Improve your diet. If you are like most Americans, your diet is too high in saturated fat, salt, and added sugar and lacking adequate whole grains, fruits and vegetables, and fiber. This type of diet is associated with obesity, high blood pressure, high cholesterol, and diabetes. All of these conditions are risk factors for heart disease, so you may literally be eating your way to a heart attack.
It turns out that adopting a healthier eating pattern is important in reducing your risk of heart disease. Saturated fat intake can lead to abnormal blood lipids and high salt intake is linked to high blood pressure. While eating sugar doesn’t cause diabetes, the type of diet described above is associated with weight gain and diabetes.

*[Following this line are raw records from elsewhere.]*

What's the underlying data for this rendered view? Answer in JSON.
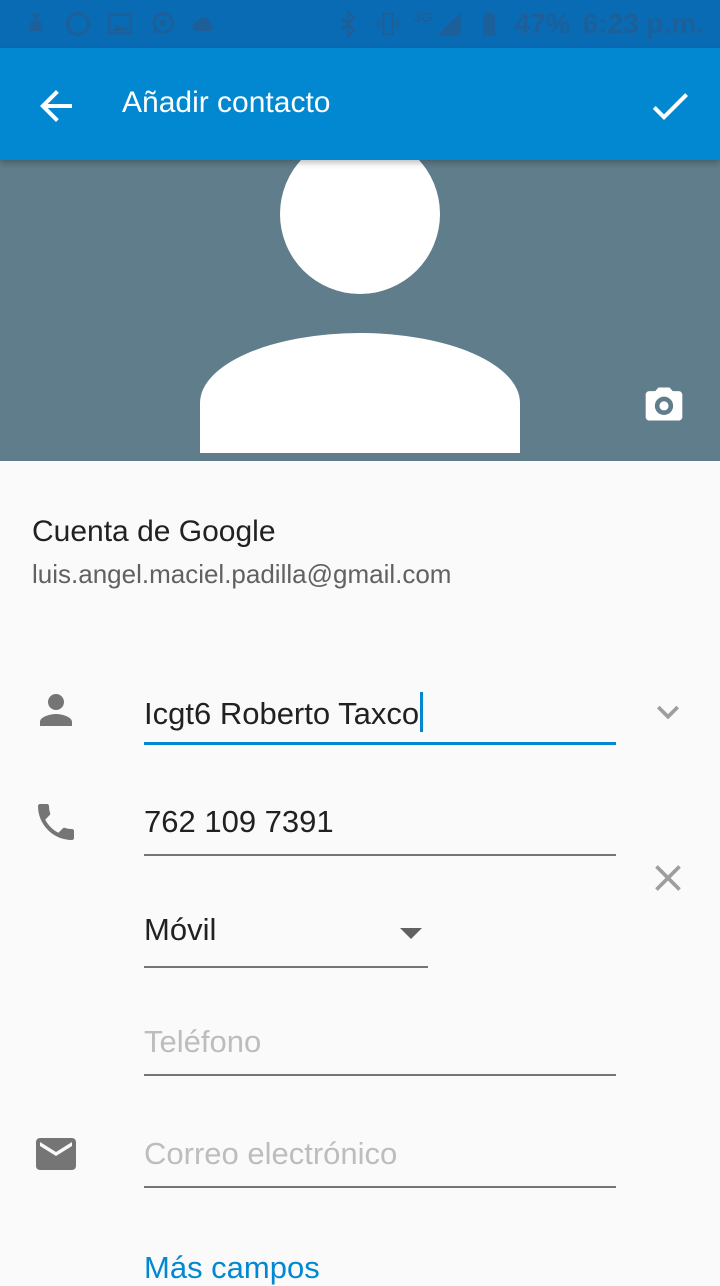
{
  "status_bar": {
    "battery": "47%",
    "time": "6:23 p.m.",
    "network": "3G",
    "left_icons": [
      "usb-icon",
      "whatsapp-icon",
      "image-icon",
      "messenger-icon",
      "cloud-icon"
    ],
    "right_icons": [
      "bluetooth-icon",
      "vibrate-icon",
      "signal-icon",
      "battery-icon"
    ]
  },
  "toolbar": {
    "title": "Añadir contacto",
    "back_icon": "arrow-back-icon",
    "save_icon": "check-icon",
    "color": "#0288d1"
  },
  "photo": {
    "background": "#607d8b",
    "camera_icon": "camera-icon"
  },
  "account": {
    "label": "Cuenta de Google",
    "email": "luis.angel.maciel.padilla@gmail.com"
  },
  "form": {
    "name": {
      "value": "Icgt6 Roberto Taxco",
      "icon": "person-icon",
      "expand_icon": "chevron-down-icon"
    },
    "phone": {
      "value": "762 109 7391",
      "icon": "phone-icon",
      "clear_icon": "close-icon"
    },
    "phone_type": {
      "selected": "Móvil"
    },
    "phone2": {
      "placeholder": "Teléfono"
    },
    "email": {
      "placeholder": "Correo electrónico",
      "icon": "email-icon"
    },
    "more_fields": "Más campos"
  }
}
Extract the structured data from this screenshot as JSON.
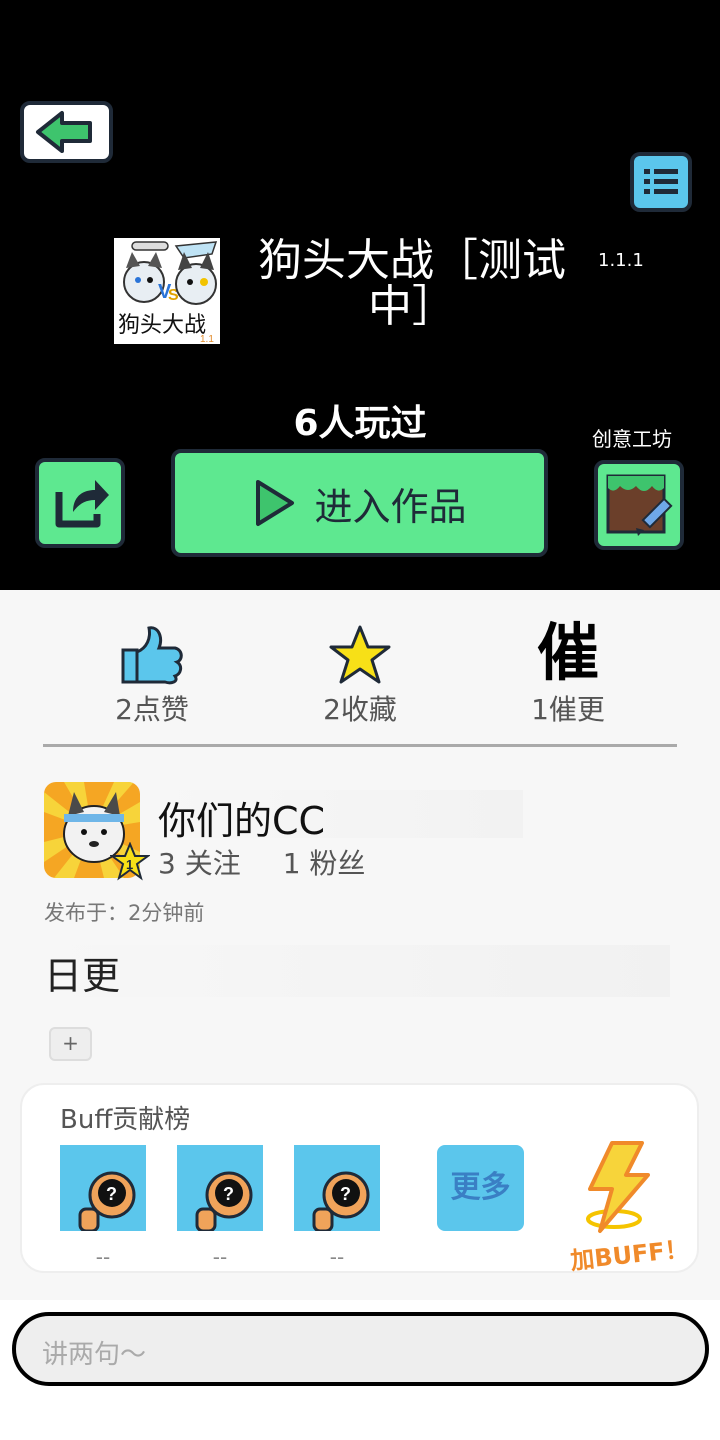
{
  "header": {
    "game_title": "狗头大战［测试中］",
    "version": "1.1.1",
    "thumb_text": "狗头大战",
    "thumb_version": "1.1",
    "players": "6人玩过",
    "workshop_label": "创意工坊",
    "play_label": "进入作品"
  },
  "stats": {
    "likes": "2点赞",
    "favorites": "2收藏",
    "urge_icon_text": "催",
    "urges": "1催更"
  },
  "author": {
    "name": "你们的CC",
    "level": "1",
    "following": "3 关注",
    "followers": "1 粉丝",
    "published": "发布于：2分钟前"
  },
  "post": {
    "text": "日更",
    "add_label": "+"
  },
  "buff": {
    "title": "Buff贡献榜",
    "contributors": [
      "--",
      "--",
      "--"
    ],
    "more_label": "更多",
    "add_buff_label": "加BUFF！"
  },
  "comment": {
    "placeholder": "讲两句～"
  },
  "colors": {
    "accent_green": "#5ee890",
    "accent_blue": "#5bc6ec",
    "buff_orange": "#f08a2a"
  }
}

Just like with physical activity, a healthy diet can lead to improvements in several other risk factors.
The potential impact of these three health behaviors is great. Even modest changes in diet and activity can lead to improvements in risk factors and reduced heart attack risk. More intensive lifestyle modification can produce even greater benefits. In one famous study, daily exercise, a low-fat vegetarian diet, and stress management actually caused regression of heart disease, meaning that the blockages in the coronary arteries were smaller following treatment. While you may not follow such a strict program, becoming more active, eating a healthier diet, and quitting smoking can go a long way to improving your heart health.